# trig integration

• Jul 5th 2009, 03:38 PM
slaypullingcat
trig integration
Hi, I can't integrate sin x cos x. I tried a u substitution with u=sinx and dx=cos x du and got 1/2(sin x)^2+c. My text book answer is -1/4cos 2x+c.

Can someone please show where I am going wrong?

Is my u substitution wrong?

Thank you
• Jul 5th 2009, 03:52 PM
skeeter
Quote:

Originally Posted by slaypullingcat
Hi, I can't integrate sin x cos x. I tried a u substitution with u=sinx and dx=cos x du and got 1/2(sin x)^2+c. My text book answer is -1/4cos 2x+c.

Can someone please show where I am going wrong?

Is my u substitution wrong?

Thank you

you are not "wrong".

try graphing your solution and the book's solution ... what do you notice?
• Jul 5th 2009, 03:53 PM
VonNemo19
Quote:

Originally Posted by slaypullingcat
Hi, I can't integrate sin x cos x. I tried a u substitution with u=sinx and dx=cos x du and got 1/2(sin x)^2+c. My text book answer is -1/4cos 2x+c.

Can someone please show where I am going wrong?

Is my u substitution wrong?

Thank you

$\displaystyle u=sinx$

$\displaystyle du=cosx\cdot{dx}\Rightarrow{dx}=\frac{du}{cosx}$ Right? I don't know, I'm asking.

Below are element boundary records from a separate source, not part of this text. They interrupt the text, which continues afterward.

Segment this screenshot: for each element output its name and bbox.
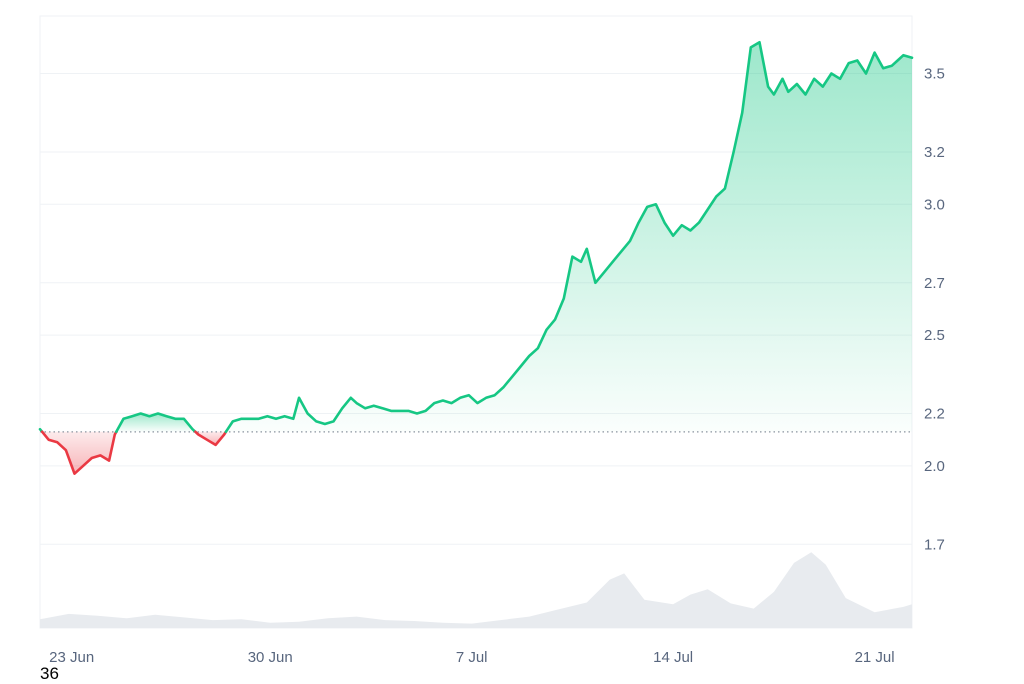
x-tick-label: 7 Jul [456, 649, 488, 666]
price-line-down-segment [194, 430, 228, 447]
y-tick-label: 3.5 [924, 66, 945, 83]
y-tick-label: 1.7 [924, 536, 945, 553]
y-tick-label: 2.2 [924, 406, 945, 423]
x-tick-label: 30 Jun [248, 649, 293, 666]
y-tick-label: 2.7 [924, 275, 945, 292]
price-line-up-segment [115, 412, 197, 434]
y-tick-label: 2.0 [924, 458, 945, 475]
down-area-fill [42, 431, 117, 474]
price-line-down-segment [40, 430, 118, 476]
price-area-fill [40, 42, 912, 474]
x-tick-label: 14 Jul [653, 649, 693, 666]
y-axis: 1.7 2.0 2.2 2.5 2.7 3.0 3.2 3.5 [924, 66, 945, 554]
up-area-fill [116, 413, 196, 432]
y-tick-label: 3.0 [924, 196, 945, 213]
volume-area-path [40, 552, 912, 628]
price-line-up-segment [224, 40, 914, 434]
volume-area [40, 552, 912, 628]
x-axis: 23 Jun 30 Jun 7 Jul 14 Jul 21 Jul [49, 649, 894, 666]
x-tick-label: 21 Jul [855, 649, 895, 666]
y-tick-label: 3.2 [924, 144, 945, 161]
y-tick-label: 2.5 [924, 327, 945, 344]
x-tick-label: 23 Jun [49, 649, 94, 666]
corner-label: 36 [40, 664, 59, 683]
up-area-fill [225, 42, 912, 432]
price-line [38, 40, 914, 476]
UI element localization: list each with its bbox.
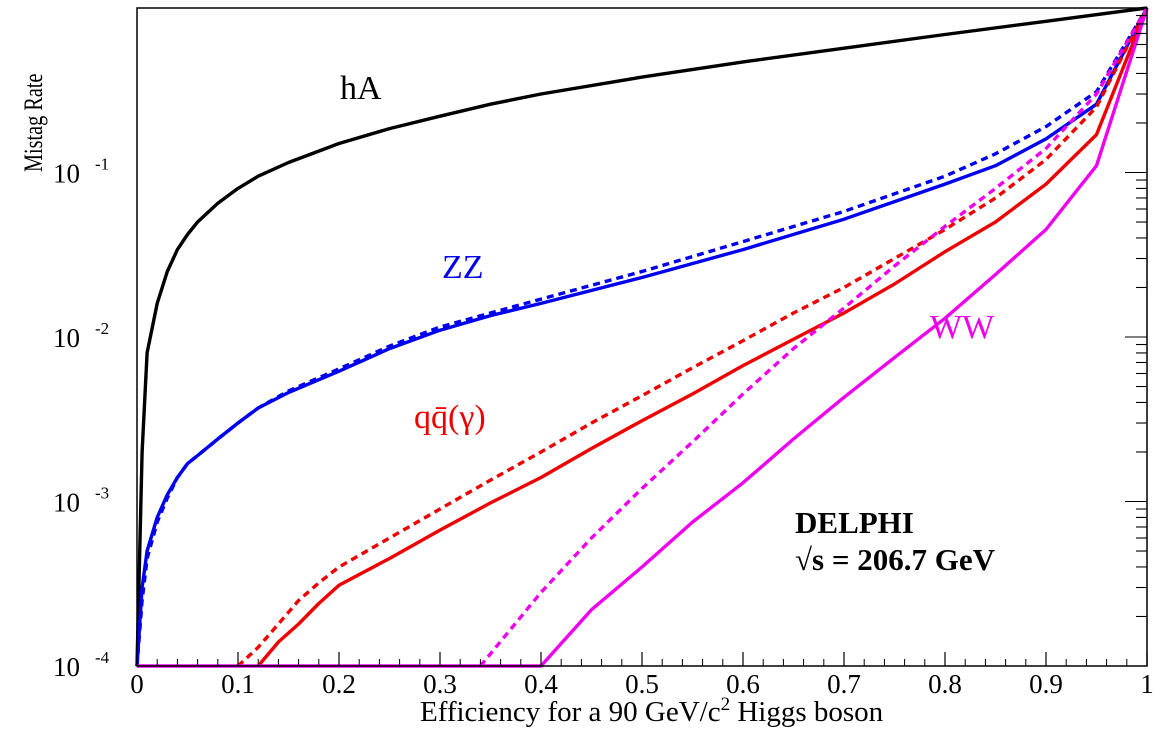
series-label-ZZ: ZZ bbox=[442, 249, 484, 286]
x-tick-label: 1 bbox=[1140, 669, 1154, 699]
series-line-WW-solid bbox=[137, 7, 1149, 668]
x-tick-label: 0.7 bbox=[827, 669, 861, 699]
series-label-hA: hA bbox=[340, 70, 382, 107]
y-tick-exponent: -4 bbox=[95, 648, 110, 667]
x-tick-label: 0.3 bbox=[423, 669, 457, 699]
y-tick-exponent: -3 bbox=[95, 484, 109, 503]
y-tick-base: 10 bbox=[53, 323, 80, 353]
series-line-hA bbox=[135, 6, 1148, 667]
series-line-WW-dashed bbox=[479, 7, 1149, 668]
x-tick-label: 0 bbox=[130, 669, 144, 699]
series-label-WW: WW bbox=[930, 309, 995, 346]
ticks-layer: 0 0.1 0.2 0.3 0.4 0.5 0.6 0.7 0.8 0.9 110 -410 -310-… bbox=[53, 14, 1154, 699]
series-label-qq: qq̄(γ) bbox=[414, 399, 486, 436]
y-tick-base: 10 bbox=[53, 488, 80, 518]
x-tick-label: 0.8 bbox=[928, 669, 962, 699]
x-tick-label: 0.4 bbox=[524, 669, 558, 699]
experiment-label: DELPHI bbox=[795, 505, 914, 540]
y-axis-label: Mistag Rate bbox=[20, 74, 49, 172]
x-tick-label: 0.9 bbox=[1029, 669, 1063, 699]
x-tick-label: 0.6 bbox=[726, 669, 760, 699]
x-tick-label: 0.1 bbox=[221, 669, 255, 699]
x-tick-label: 0.2 bbox=[322, 669, 356, 699]
series-line-qq-solid bbox=[256, 7, 1149, 668]
energy-label: √s = 206.7 GeV bbox=[795, 542, 996, 577]
series-line-qq-dashed bbox=[236, 7, 1149, 668]
x-tick-label: 0.5 bbox=[625, 669, 659, 699]
y-tick-base: 10 bbox=[53, 652, 80, 682]
y-tick-exponent: -1 bbox=[95, 155, 109, 174]
series-layer bbox=[135, 6, 1149, 668]
y-tick-exponent: -2 bbox=[95, 319, 109, 338]
x-axis-label: Efficiency for a 90 GeV/c2 Higgs boson bbox=[420, 694, 884, 728]
y-tick-base: 10 bbox=[53, 159, 80, 189]
series-line-ZZ-dashed bbox=[135, 7, 1149, 667]
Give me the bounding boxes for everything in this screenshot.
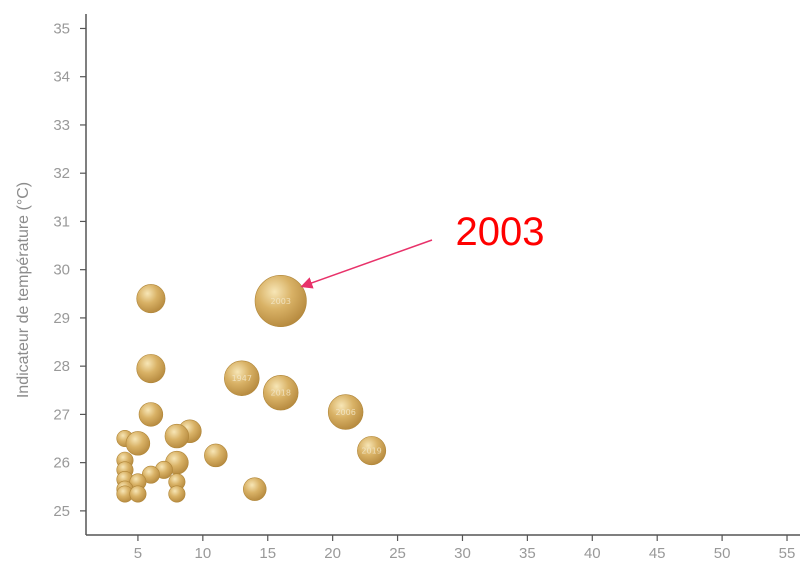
annotation-arrow: [300, 239, 433, 289]
y-tick-label: 28: [53, 358, 70, 375]
bubble-series: 2003 1947 2018 2006 2019: [116, 275, 387, 503]
bubble-point: [327, 394, 364, 430]
bubble-point: [243, 477, 267, 501]
bubble-point: [204, 443, 228, 468]
y-tick-label: 25: [53, 503, 70, 520]
bubble-point: [263, 374, 299, 411]
bubble-point: [254, 275, 307, 328]
bubble-point: [164, 423, 190, 449]
x-tick-label: 30: [454, 545, 471, 562]
bubble-point: [136, 354, 166, 384]
bubble-label: 1947: [232, 374, 252, 383]
y-tick-label: 35: [53, 20, 70, 37]
y-tick-label: 29: [53, 310, 70, 327]
y-tick-label: 34: [53, 69, 70, 86]
x-tick-label: 25: [389, 545, 406, 562]
bubble-point: [357, 436, 387, 466]
x-tick-label: 10: [194, 545, 211, 562]
bubble-point: [138, 402, 164, 427]
y-tick-label: 33: [53, 117, 70, 134]
bubble-point: [168, 485, 186, 503]
y-axis-title: Indicateur de température (°C): [15, 182, 32, 398]
bubble-point: [125, 431, 151, 456]
bubble-label: 2019: [361, 447, 381, 456]
x-tick-label: 40: [584, 545, 601, 562]
bubble-point: [224, 360, 260, 396]
y-tick-label: 31: [53, 213, 70, 230]
annotation: 2003: [300, 210, 545, 289]
bubble-point: [136, 284, 166, 314]
y-tick-label: 27: [53, 406, 70, 423]
y-tick-label: 26: [53, 455, 70, 472]
axes: 25 26 27 28 29 30 31 32 33 34 35 5 10 15 20 25 30 35 40 45…: [53, 14, 800, 562]
x-tick-label: 55: [779, 545, 796, 562]
x-tick-label: 50: [714, 545, 731, 562]
bubble-point: [129, 485, 147, 503]
y-tick-label: 30: [53, 262, 70, 279]
y-axis-ticks: 25 26 27 28 29 30 31 32 33 34 35: [53, 20, 86, 520]
x-tick-label: 45: [649, 545, 666, 562]
y-tick-label: 32: [53, 165, 70, 182]
bubble-label: 2003: [271, 297, 291, 306]
bubble-label: 2006: [335, 408, 355, 417]
x-tick-label: 35: [519, 545, 536, 562]
x-axis-ticks: 5 10 15 20 25 30 35 40 45 50 55: [134, 535, 796, 562]
x-tick-label: 15: [259, 545, 276, 562]
bubble-label: 2018: [271, 389, 291, 398]
annotation-label: 2003: [456, 210, 545, 254]
x-tick-label: 5: [134, 545, 142, 562]
x-tick-label: 20: [324, 545, 341, 562]
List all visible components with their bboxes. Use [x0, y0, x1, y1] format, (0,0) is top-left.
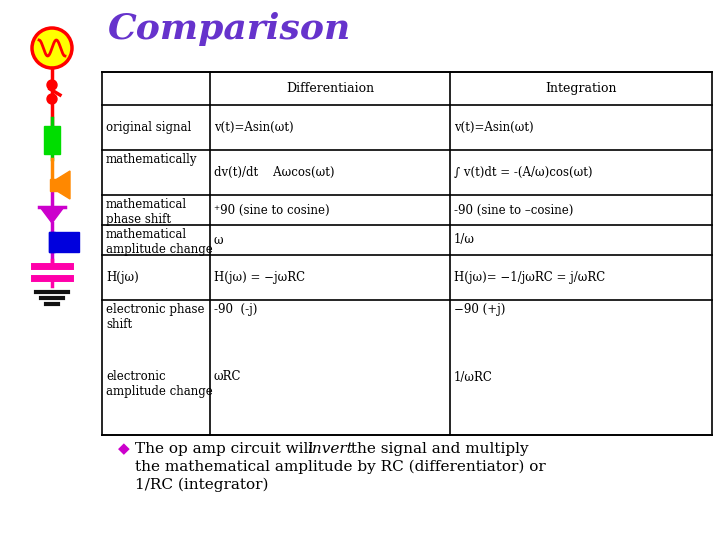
- Text: ◆: ◆: [118, 442, 130, 456]
- Circle shape: [47, 80, 57, 90]
- Text: mathematical
amplitude change: mathematical amplitude change: [106, 228, 212, 256]
- Text: −90 (+j): −90 (+j): [454, 303, 505, 316]
- Text: 1/RC (integrator): 1/RC (integrator): [135, 478, 269, 492]
- Text: v(t)=Asin(ωt): v(t)=Asin(ωt): [454, 121, 534, 134]
- Polygon shape: [40, 207, 64, 223]
- Text: ⁺90 (sine to cosine): ⁺90 (sine to cosine): [214, 204, 330, 217]
- Bar: [49, 232, 55, 252]
- Bar: [49, 232, 79, 252]
- Text: electronic
amplitude change: electronic amplitude change: [106, 370, 212, 399]
- Text: 1/ω: 1/ω: [454, 233, 475, 246]
- Circle shape: [47, 94, 57, 104]
- Text: dv(t)/dt    Aωcos(ωt): dv(t)/dt Aωcos(ωt): [214, 166, 335, 179]
- Text: ∫ v(t)dt = -(A/ω)cos(ωt): ∫ v(t)dt = -(A/ω)cos(ωt): [454, 166, 593, 179]
- Text: H(jω) = −jωRC: H(jω) = −jωRC: [214, 271, 305, 284]
- Text: original signal: original signal: [106, 121, 192, 134]
- Text: electronic phase
shift: electronic phase shift: [106, 303, 204, 331]
- Bar: [50, 179, 57, 191]
- Text: H(jω)= −1/jωRC = j/ωRC: H(jω)= −1/jωRC = j/ωRC: [454, 271, 606, 284]
- Text: mathematically: mathematically: [106, 153, 197, 166]
- Text: invert: invert: [307, 442, 353, 456]
- Text: Comparison: Comparison: [108, 12, 351, 46]
- Polygon shape: [57, 171, 70, 199]
- Text: Integration: Integration: [545, 82, 617, 95]
- Text: -90 (sine to –cosine): -90 (sine to –cosine): [454, 204, 573, 217]
- Bar: [44, 126, 60, 154]
- Circle shape: [32, 28, 72, 68]
- Text: mathematical
phase shift: mathematical phase shift: [106, 198, 187, 226]
- Text: the mathematical amplitude by RC (differentiator) or: the mathematical amplitude by RC (differ…: [135, 460, 546, 475]
- Text: Differentiaion: Differentiaion: [286, 82, 374, 95]
- Text: 1/ωRC: 1/ωRC: [454, 370, 493, 383]
- Text: The op amp circuit will: The op amp circuit will: [135, 442, 318, 456]
- Text: -90  (-j): -90 (-j): [214, 303, 257, 316]
- Text: v(t)=Asin(ωt): v(t)=Asin(ωt): [214, 121, 294, 134]
- Text: H(jω): H(jω): [106, 271, 139, 284]
- Text: the signal and multiply: the signal and multiply: [346, 442, 528, 456]
- Text: ωRC: ωRC: [214, 370, 241, 383]
- Text: ω: ω: [214, 233, 224, 246]
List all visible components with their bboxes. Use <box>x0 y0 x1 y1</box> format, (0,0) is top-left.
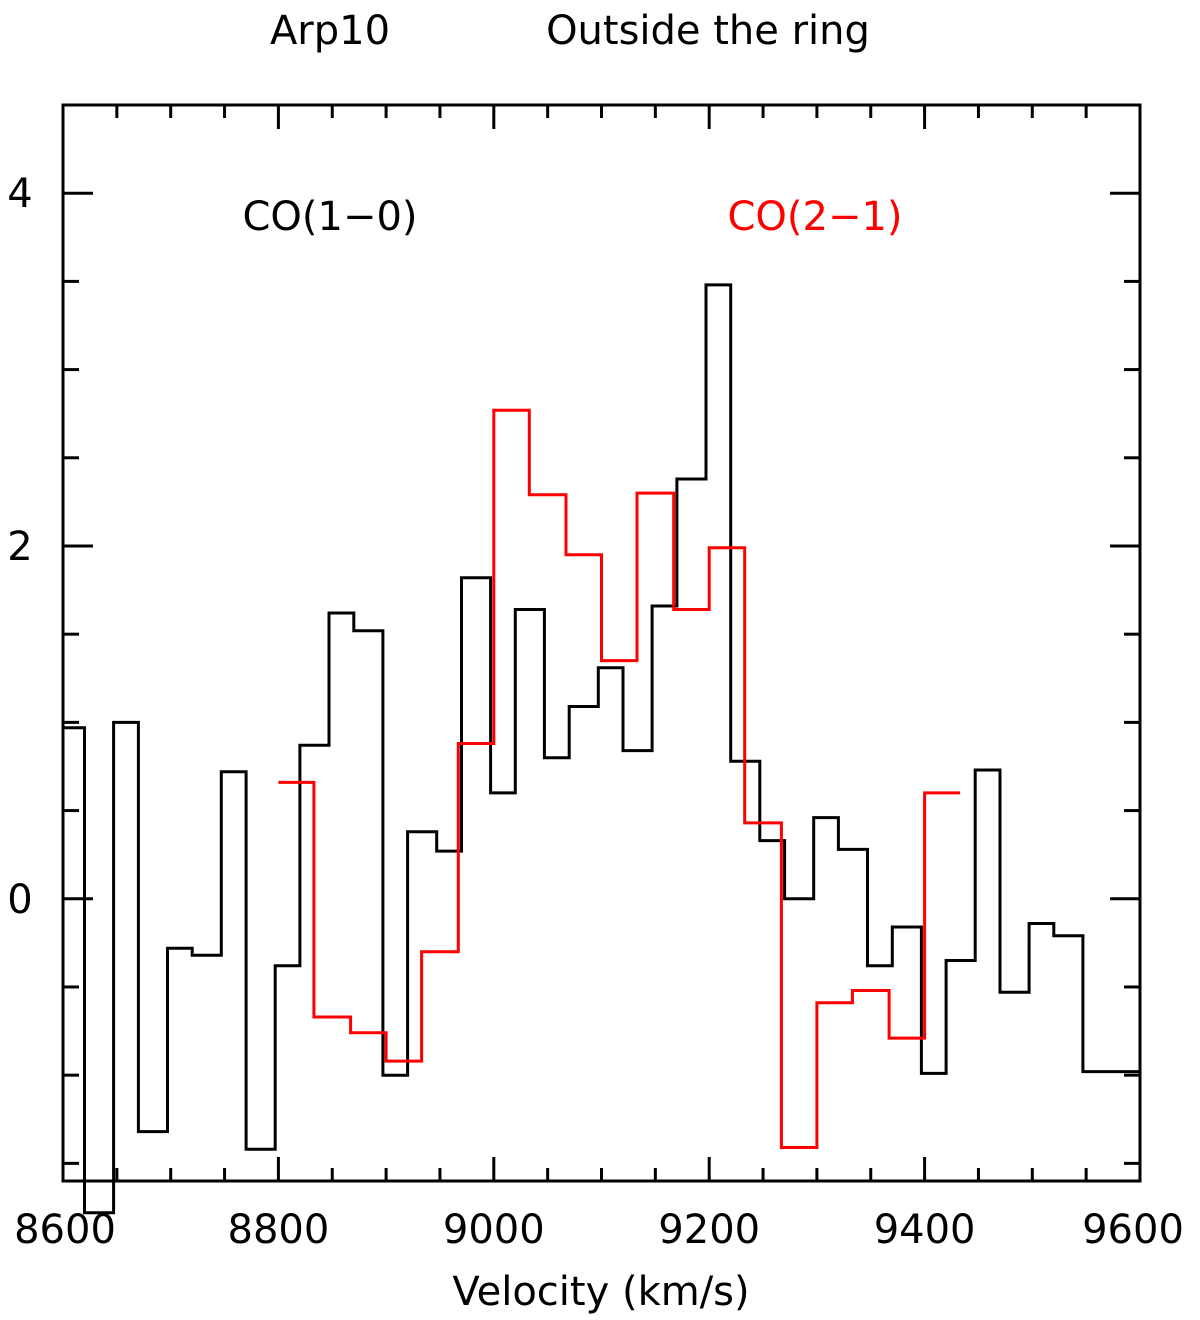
x-tick-label: 9600 <box>1082 1207 1184 1253</box>
x-tick-label: 8600 <box>14 1207 116 1253</box>
x-axis-label: Velocity (km/s) <box>452 1269 749 1315</box>
x-tick-label: 9200 <box>658 1207 760 1253</box>
chart-title-left: Arp10 <box>270 8 390 54</box>
y-tick-label: 4 <box>7 171 32 217</box>
series-line-co21 <box>278 408 961 1149</box>
ticks-layer <box>61 105 1142 1181</box>
legend-co21: CO(2−1) <box>727 194 902 240</box>
y-tick-label: 0 <box>7 877 32 923</box>
chart-title-right: Outside the ring <box>546 8 870 54</box>
legend-co10: CO(1−0) <box>242 194 417 240</box>
series-layer <box>63 283 1140 1215</box>
x-tick-label: 8800 <box>228 1207 330 1253</box>
tick-labels-layer: 8600 8800 9000 9200 9400 9600 0 2 4 <box>7 171 1184 1253</box>
y-tick-label: 2 <box>7 524 32 570</box>
x-tick-label: 9400 <box>874 1207 976 1253</box>
x-tick-label: 9000 <box>443 1207 545 1253</box>
series-line-co10 <box>63 283 1140 1215</box>
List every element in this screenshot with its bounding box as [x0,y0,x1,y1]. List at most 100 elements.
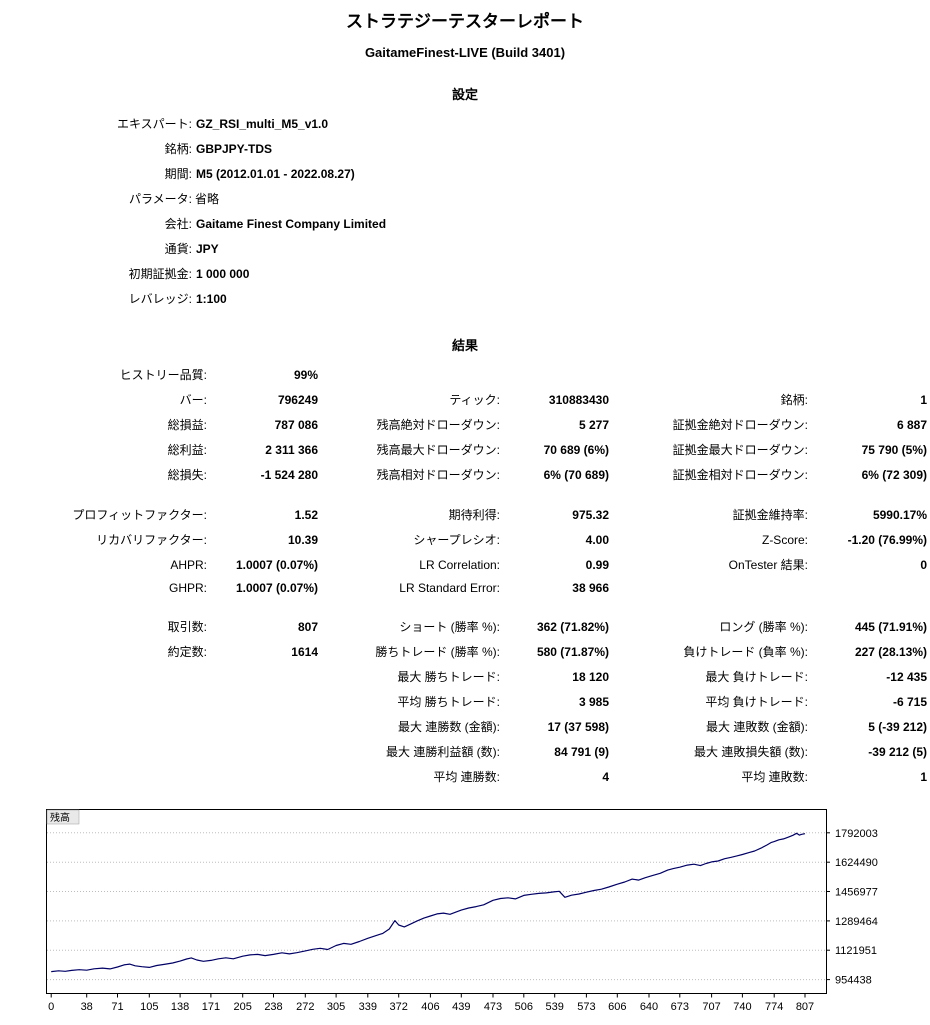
settings-table: エキスパート: GZ_RSI_multi_M5_v1.0 銘柄: GBPJPY-TDS… [60,111,388,311]
result-row: 総損益: 787 086 残高絶対ドローダウン: 5 277 証拠金絶対ドローダウン: 6… [0,412,929,437]
setting-label: 会社: [164,217,192,231]
settings-table-body: エキスパート: GZ_RSI_multi_M5_v1.0 銘柄: GBPJPY-TDS… [60,111,388,311]
result-row: 平均 勝ちトレード: 3 985 平均 負けトレード: -6 715 [0,689,929,714]
result-row: 約定数: 1614 勝ちトレード (勝率 %): 580 (71.87%) 負けトレード… [0,639,929,664]
result-value: 38 966 [572,581,609,595]
result-label: 総損失: [167,468,207,482]
x-tick-label: 205 [234,1001,252,1013]
setting-value: 省略 [195,192,220,206]
setting-label: エキスパート: [117,117,192,131]
setting-label: 銘柄: [164,142,192,156]
balance-line [51,832,806,973]
result-label: プロフィットファクター: [72,508,207,522]
results-spacer-cell [0,599,929,614]
result-label: バー: [179,393,207,407]
setting-label: 期間: [164,167,192,181]
page-title: ストラテジーテスターレポート [346,12,584,31]
x-tick-label: 171 [202,1001,220,1013]
result-label: 約定数: [167,645,207,659]
setting-row: 会社: Gaitame Finest Company Limited [60,211,388,236]
result-label: ロング (勝率 %): [719,620,808,634]
result-label: 総利益: [167,443,207,457]
plot-border [46,809,827,994]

Nevermind, looks like you edited your post.
• Jul 5th 2009, 04:00 PM
slaypullingcat
Quote:

Originally Posted by skeeter
you are not "wrong".

try graphing your solution and the book's solution ... what do you notice?

Thank you for that, but I still don't know how to integrate the 'text book' way. Can you please even suggest the method they have used or a different approach I should try?
• Jul 5th 2009, 04:15 PM
skeeter
$\displaystyle \int \sin{x} \cos{x} \, dx$

$\displaystyle \frac{1}{2} \int 2\sin{x} \cos{x} \, dx$

$\displaystyle \frac{1}{2} \int \sin(2x) \, dx$

can you get the textbook solution from this?
• Jul 5th 2009, 05:49 PM
slaypullingcat
Quote:

Originally Posted by skeeter
$\displaystyle \int \sin{x} \cos{x} \, dx$

$\displaystyle \frac{1}{2} \int 2\sin{x} \cos{x} \, dx$

$\displaystyle \frac{1}{2} \int \sin(2x) \, dx$

can you get the textbook solution from this?

Yes I can find it now. I am not very good at recognising trig identities. Thank you for your post, it makes sense now. Cheers.